Tiered Structure

With ELYFI version 2, a tiered structure is introduced, featuring senior and equity tranches that provide users with more options to suit their risk preferences. Senior tranche liquidity providers receive a fixed percentage of returns, while equity tranche liquidity providers take on a portion of the senior tranche's risk in exchange for a potentially higher return. This structure allows liquidity providers to choose the level of risk they are comfortable with, and it promotes a balanced approach to risk management.

ELYFI Protocol uses Senior Tokens (SNT) and Equity Tokens (EQT) to represent investments in senior and equity tranches, respectively. Liquidity providers can buy and sell Senior Tokens before their expiration date through the waiting pool. There are no penalties for early repayment by borrowers.

The tranche ratio of 7:3 allows for greater flexibility in managing the investment pool.
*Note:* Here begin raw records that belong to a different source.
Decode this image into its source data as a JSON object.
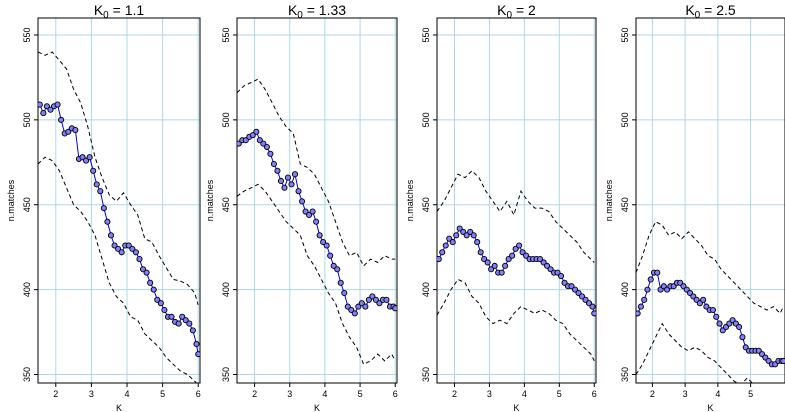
{
  "chart_data": [
    {
      "type": "line",
      "title": "K0 = 1.1",
      "title_parts": {
        "base": "K",
        "sub": "0",
        "rest": " = 1.1"
      },
      "xlabel": "K",
      "ylabel": "n.matches",
      "xlim": [
        1.5,
        6.05
      ],
      "ylim": [
        345,
        560
      ],
      "xticks": [
        2,
        3,
        4,
        5,
        6
      ],
      "yticks": [
        350,
        400,
        450,
        500,
        550
      ],
      "grid": true,
      "series": [
        {
          "role": "upper",
          "x": [
            1.5,
            1.7,
            1.9,
            2.1,
            2.3,
            2.5,
            2.7,
            2.9,
            3.1,
            3.3,
            3.5,
            3.7,
            3.9,
            4.1,
            4.3,
            4.5,
            4.7,
            4.9,
            5.1,
            5.3,
            5.5,
            5.7,
            5.9,
            6.0
          ],
          "values": [
            540,
            538,
            540,
            535,
            530,
            518,
            510,
            496,
            478,
            466,
            456,
            452,
            457,
            450,
            444,
            430,
            428,
            420,
            413,
            406,
            405,
            403,
            398,
            391
          ]
        },
        {
          "role": "median",
          "x": [
            1.55,
            1.65,
            1.75,
            1.85,
            1.95,
            2.05,
            2.15,
            2.25,
            2.35,
            2.45,
            2.55,
            2.65,
            2.75,
            2.85,
            2.95,
            3.05,
            3.15,
            3.25,
            3.35,
            3.45,
            3.55,
            3.65,
            3.75,
            3.85,
            3.95,
            4.05,
            4.15,
            4.25,
            4.35,
            4.45,
            4.55,
            4.65,
            4.75,
            4.85,
            4.95,
            5.05,
            5.15,
            5.25,
            5.35,
            5.45,
            5.55,
            5.65,
            5.75,
            5.85,
            5.95,
            6.0
          ],
          "values": [
            509,
            504,
            508,
            506,
            508,
            509,
            500,
            492,
            493,
            495,
            494,
            477,
            478,
            476,
            478,
            470,
            462,
            458,
            448,
            440,
            432,
            426,
            424,
            422,
            426,
            426,
            424,
            422,
            418,
            412,
            410,
            404,
            400,
            394,
            392,
            388,
            384,
            384,
            381,
            380,
            384,
            382,
            380,
            376,
            368,
            362
          ]
        },
        {
          "role": "lower",
          "x": [
            1.5,
            1.7,
            1.9,
            2.1,
            2.3,
            2.5,
            2.7,
            2.9,
            3.1,
            3.3,
            3.5,
            3.7,
            3.9,
            4.1,
            4.3,
            4.5,
            4.7,
            4.9,
            5.1,
            5.3,
            5.5,
            5.7,
            5.9,
            6.0
          ],
          "values": [
            474,
            478,
            476,
            470,
            460,
            450,
            446,
            440,
            432,
            418,
            404,
            396,
            392,
            384,
            382,
            374,
            370,
            366,
            360,
            356,
            352,
            350,
            346,
            344
          ]
        }
      ]
    },
    {
      "type": "line",
      "title": "K0 = 1.33",
      "title_parts": {
        "base": "K",
        "sub": "0",
        "rest": " = 1.33"
      },
      "xlabel": "K",
      "ylabel": "n.matches",
      "xlim": [
        1.5,
        6.05
      ],
      "ylim": [
        345,
        560
      ],
      "xticks": [
        2,
        3,
        4,
        5,
        6
      ],
      "yticks": [
        350,
        400,
        450,
        500,
        550
      ],
      "grid": true,
      "series": [
        {
          "role": "upper",
          "x": [
            1.5,
            1.7,
            1.9,
            2.1,
            2.3,
            2.5,
            2.7,
            2.9,
            3.1,
            3.3,
            3.5,
            3.7,
            3.9,
            4.1,
            4.3,
            4.5,
            4.7,
            4.9,
            5.1,
            5.3,
            5.5,
            5.7,
            5.9,
            6.0
          ],
          "values": [
            516,
            520,
            522,
            524,
            518,
            510,
            502,
            496,
            492,
            474,
            472,
            468,
            460,
            452,
            440,
            428,
            420,
            422,
            414,
            418,
            416,
            420,
            418,
            418
          ]
        },
        {
          "role": "median",
          "x": [
            1.55,
            1.65,
            1.75,
            1.85,
            1.95,
            2.05,
            2.15,
            2.25,
            2.35,
            2.45,
            2.55,
            2.65,
            2.75,
            2.85,
            2.95,
            3.05,
            3.15,
            3.25,
            3.35,
            3.45,
            3.55,
            3.65,
            3.75,
            3.85,
            3.95,
            4.05,
            4.15,
            4.25,
            4.35,
            4.45,
            4.55,
            4.65,
            4.75,
            4.85,
            4.95,
            5.05,
            5.15,
            5.25,
            5.35,
            5.45,
            5.55,
            5.65,
            5.75,
            5.85,
            5.95,
            6.0
          ],
          "values": [
            486,
            488,
            488,
            490,
            491,
            493,
            488,
            486,
            484,
            480,
            474,
            470,
            464,
            460,
            466,
            462,
            468,
            458,
            452,
            446,
            444,
            446,
            440,
            432,
            428,
            426,
            420,
            414,
            412,
            404,
            398,
            390,
            388,
            386,
            390,
            392,
            390,
            394,
            396,
            394,
            392,
            394,
            394,
            390,
            390,
            389
          ]
        },
        {
          "role": "lower",
          "x": [
            1.5,
            1.7,
            1.9,
            2.1,
            2.3,
            2.5,
            2.7,
            2.9,
            3.1,
            3.3,
            3.5,
            3.7,
            3.9,
            4.1,
            4.3,
            4.5,
            4.7,
            4.9,
            5.1,
            5.3,
            5.5,
            5.7,
            5.9,
            6.0
          ],
          "values": [
            455,
            458,
            460,
            462,
            458,
            452,
            446,
            440,
            436,
            432,
            420,
            414,
            406,
            398,
            392,
            380,
            372,
            366,
            356,
            358,
            362,
            358,
            362,
            358
          ]
        }
      ]
    },
    {
      "type": "line",
      "title": "K0 = 2",
      "title_parts": {
        "base": "K",
        "sub": "0",
        "rest": " = 2"
      },
      "xlabel": "K",
      "ylabel": "n.matches",
      "xlim": [
        1.5,
        6.05
      ],
      "ylim": [
        345,
        560
      ],
      "xticks": [
        2,
        3,
        4,
        5,
        6
      ],
      "yticks": [
        350,
        400,
        450,
        500,
        550
      ],
      "grid": true,
      "series": [
        {
          "role": "upper",
          "x": [
            1.5,
            1.7,
            1.9,
            2.1,
            2.3,
            2.5,
            2.7,
            2.9,
            3.1,
            3.3,
            3.5,
            3.7,
            3.9,
            4.1,
            4.3,
            4.5,
            4.7,
            4.9,
            5.1,
            5.3,
            5.5,
            5.7,
            5.9,
            6.0
          ],
          "values": [
            446,
            452,
            460,
            468,
            466,
            470,
            466,
            458,
            452,
            446,
            452,
            444,
            458,
            452,
            448,
            448,
            446,
            440,
            436,
            432,
            428,
            422,
            418,
            416
          ]
        },
        {
          "role": "median",
          "x": [
            1.55,
            1.65,
            1.75,
            1.85,
            1.95,
            2.05,
            2.15,
            2.25,
            2.35,
            2.45,
            2.55,
            2.65,
            2.75,
            2.85,
            2.95,
            3.05,
            3.15,
            3.25,
            3.35,
            3.45,
            3.55,
            3.65,
            3.75,
            3.85,
            3.95,
            4.05,
            4.15,
            4.25,
            4.35,
            4.45,
            4.55,
            4.65,
            4.75,
            4.85,
            4.95,
            5.05,
            5.15,
            5.25,
            5.35,
            5.45,
            5.55,
            5.65,
            5.75,
            5.85,
            5.95,
            6.0
          ],
          "values": [
            418,
            422,
            426,
            430,
            428,
            432,
            436,
            434,
            432,
            434,
            432,
            428,
            422,
            418,
            416,
            412,
            414,
            410,
            410,
            414,
            418,
            420,
            424,
            426,
            422,
            420,
            418,
            418,
            418,
            418,
            416,
            414,
            412,
            410,
            410,
            408,
            404,
            402,
            402,
            400,
            398,
            396,
            394,
            392,
            390,
            386
          ]
        },
        {
          "role": "lower",
          "x": [
            1.5,
            1.7,
            1.9,
            2.1,
            2.3,
            2.5,
            2.7,
            2.9,
            3.1,
            3.3,
            3.5,
            3.7,
            3.9,
            4.1,
            4.3,
            4.5,
            4.7,
            4.9,
            5.1,
            5.3,
            5.5,
            5.7,
            5.9,
            6.0
          ],
          "values": [
            385,
            392,
            400,
            406,
            404,
            396,
            392,
            384,
            380,
            382,
            380,
            386,
            390,
            388,
            386,
            388,
            386,
            382,
            380,
            374,
            370,
            366,
            362,
            358
          ]
        }
      ]
    },
    {
      "type": "line",
      "title": "K0 = 2.5",
      "title_parts": {
        "base": "K",
        "sub": "0",
        "rest": " = 2.5"
      },
      "xlabel": "K",
      "ylabel": "n.matches",
      "xlim": [
        1.5,
        6.05
      ],
      "ylim": [
        345,
        560
      ],
      "xticks": [
        2,
        3,
        4,
        5
      ],
      "yticks": [
        350,
        400,
        450,
        500,
        550
      ],
      "grid": true,
      "series": [
        {
          "role": "upper",
          "x": [
            1.5,
            1.7,
            1.9,
            2.1,
            2.3,
            2.5,
            2.7,
            2.9,
            3.1,
            3.3,
            3.5,
            3.7,
            3.9,
            4.1,
            4.3,
            4.5,
            4.7,
            4.9,
            5.1,
            5.3,
            5.5,
            5.7,
            5.9,
            6.0
          ],
          "values": [
            410,
            420,
            432,
            440,
            438,
            432,
            434,
            430,
            434,
            430,
            426,
            420,
            418,
            412,
            408,
            404,
            400,
            396,
            392,
            390,
            388,
            390,
            386,
            390
          ]
        },
        {
          "role": "median",
          "x": [
            1.55,
            1.65,
            1.75,
            1.85,
            1.95,
            2.05,
            2.15,
            2.25,
            2.35,
            2.45,
            2.55,
            2.65,
            2.75,
            2.85,
            2.95,
            3.05,
            3.15,
            3.25,
            3.35,
            3.45,
            3.55,
            3.65,
            3.75,
            3.85,
            3.95,
            4.05,
            4.15,
            4.25,
            4.35,
            4.45,
            4.55,
            4.65,
            4.75,
            4.85,
            4.95,
            5.05,
            5.15,
            5.25,
            5.35,
            5.45,
            5.55,
            5.65,
            5.75,
            5.85,
            5.95,
            6.0
          ],
          "values": [
            386,
            390,
            394,
            400,
            406,
            410,
            410,
            400,
            402,
            400,
            402,
            402,
            404,
            404,
            402,
            400,
            398,
            396,
            394,
            392,
            394,
            390,
            388,
            388,
            384,
            380,
            376,
            378,
            380,
            382,
            380,
            378,
            372,
            366,
            364,
            364,
            364,
            364,
            362,
            360,
            358,
            356,
            356,
            358,
            358,
            358
          ]
        },
        {
          "role": "lower",
          "x": [
            1.5,
            1.7,
            1.9,
            2.1,
            2.3,
            2.5,
            2.7,
            2.9,
            3.1,
            3.3,
            3.5,
            3.7,
            3.9,
            4.1,
            4.3,
            4.5,
            4.7,
            4.9,
            5.1,
            5.3,
            5.5,
            5.7,
            5.9,
            6.0
          ],
          "values": [
            350,
            356,
            364,
            372,
            380,
            374,
            370,
            366,
            364,
            366,
            364,
            360,
            358,
            354,
            350,
            346,
            344,
            348,
            344,
            340,
            338,
            336,
            334,
            332
          ]
        }
      ]
    }
  ]
}
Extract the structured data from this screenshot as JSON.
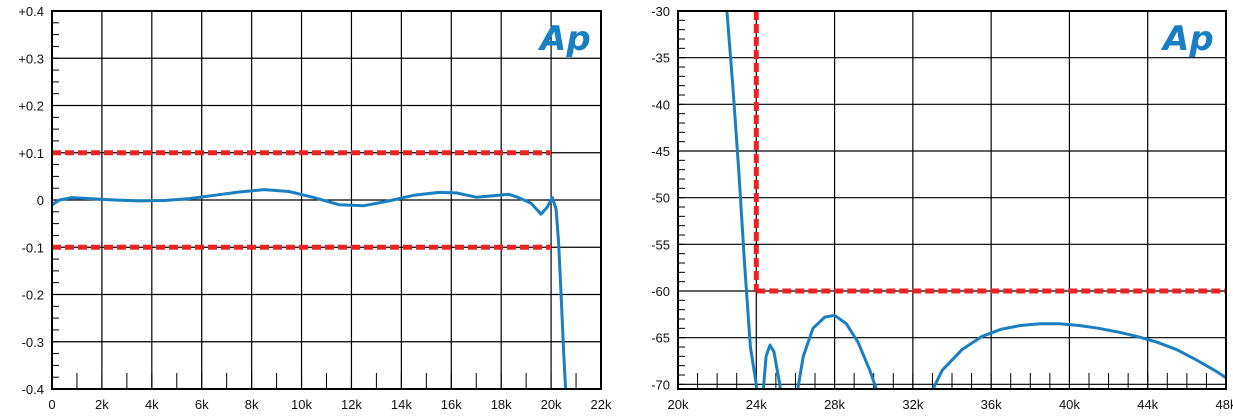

The initial rate is set at 100%, and the minimum ratio is 15%, which is half of the equity tranche. The pool manager can vote to suspend or restart the pool based on certain indicators, such as the ratio of the equity pool principal to the senior pool principal. A delinquency is defined as any amount past its due date.

A pool suspension occurs when delinquencies exceed 15%. During suspension, further lending is restricted, but loan repayments, pending applications, and transactions are allowed. A 7-day grace period follows a pool suspension, during which the pool may be reactivated if arrears are filled and specific criteria are met. If the arrears are not filled during the grace period, the pool is closed, and those in good standing will be paid when the due date arrives.